Friday, 17 October 2008

Thursday Night Sweatshop

Thursday once again hailed bag night at Sensei George Andrews' Institute of Traditional Karate. It's a well known fact that Mr Andrews and his 4th Dan wife, Susan, are very devoted to helping children and foster care for many kids. Often the kids come to them a few weeks after birth, sometimes with drug issues coming from the mother. Yet after a time with those two, it's incredible to see what happy and calm children they turn into. They often come to the dojo and yet rarely cry, despite all the noise and bustle.

Today, the baby they are currently fostering, Grace, met her "forever" parents for the first time. She'll move in with them in December. She's a lovely baby who looks up at you with bright eyes and often smiles. Sue puts a lot of herself into caring for the darlings and always feels for them when they move on so she took tonight off training to rock Grace in her arms while we all got sweaty beating out the regular routine on the pads:
  1. Reverse punchs
  2. Low then high reverse punches
  3. Jab then reverse punch
  4. Reverse punch then front kick
  5. Fronk kick
  6. Double front kick
  7. Roundhouse kicks
We did sets of 10 off of each side then a set of 10 more reps alternating each side so that two techniques count as one rep. It doesn't sound much yet it takes a lot of effort! I learned not to partner with someone who dawdles as you won't get through it all otherwise...
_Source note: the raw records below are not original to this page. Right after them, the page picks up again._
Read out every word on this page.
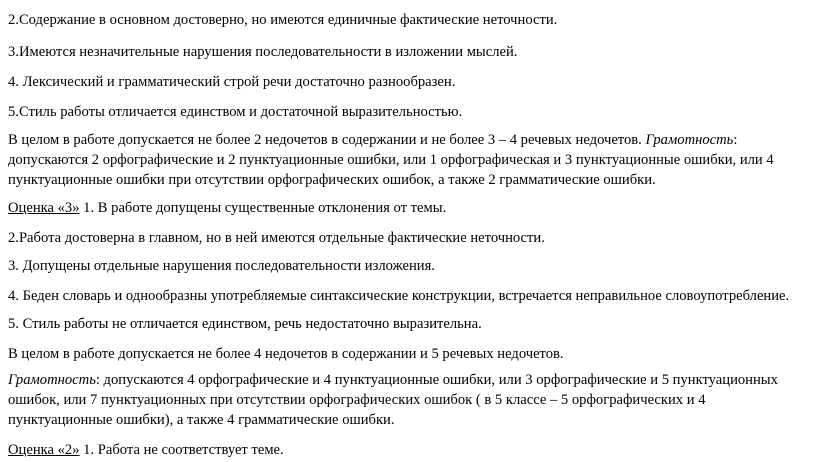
2.Содержание в основном достоверно, но имеются единичные фактические неточности.

3.Имеются незначительные нарушения последовательности в изложении мыслей.

4. Лексический и грамматический строй речи достаточно разнообразен.

5.Стиль работы отличается единством и достаточной выразительностью.

В целом в работе допускается не более 2 недочетов в содержании и не более 3 – 4 речевых недочетов. Грамотность: допускаются 2 орфографические и 2 пунктуационные ошибки, или 1 орфографическая и 3 пунктуационные ошибки, или 4 пунктуационные ошибки при отсутствии орфографических ошибок, а также 2 грамматические ошибки.

Оценка «3» 1. В работе допущены существенные отклонения от темы.

2.Работа достоверна в главном, но в ней имеются отдельные фактические неточности.

3. Допущены отдельные нарушения последовательности изложения.

4. Беден словарь и однообразны употребляемые синтаксические конструкции, встречается неправильное словоупотребление.

5. Стиль работы не отличается единством, речь недостаточно выразительна.

В целом в работе допускается не более 4 недочетов в содержании и 5 речевых недочетов.

Грамотность: допускаются 4 орфографические и 4 пунктуационные ошибки, или 3 орфографические и 5 пунктуационных ошибок, или 7 пунктуационных при отсутствии орфографических ошибок ( в 5 классе – 5 орфографических и 4 пунктуационные ошибки), а также 4 грамматические ошибки.

Оценка «2» 1. Работа не соответствует теме.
This weekend, Sensei George will host a seminar by Sensei Tony Christian, someone he'd trained with many years back and recently met up with. Apparently there will be a couple of hours of training followed by a presentation where Sensei Tony will explain, using his medical background, anatomy and how fighters may use this knowledge. I recall reading in Master Morio Higaonna's book, "History of Karate" that Master Chojun Miyagi was very interested with anatomy and combined studies from both Eastern and Western schools of thought at that time to enhance his own fighting skills that would in time become the great legacy known as Goju Ryu Karate. It's something which I've been fascinated to learn more about yet have never studied in any great depth from a Western Allopathic Medical point of view - my studies have largely centered upon Naturopathic Medicine. That looks more at how the function of the internal organs and the vitality of the body can be enhanced without surgical intervention, so I'm hoping the seminar will whet my appeitite to memorise the jargon of what's what in the body and understand it's interrelation from a functional and movement point of view. Roll on Saturday!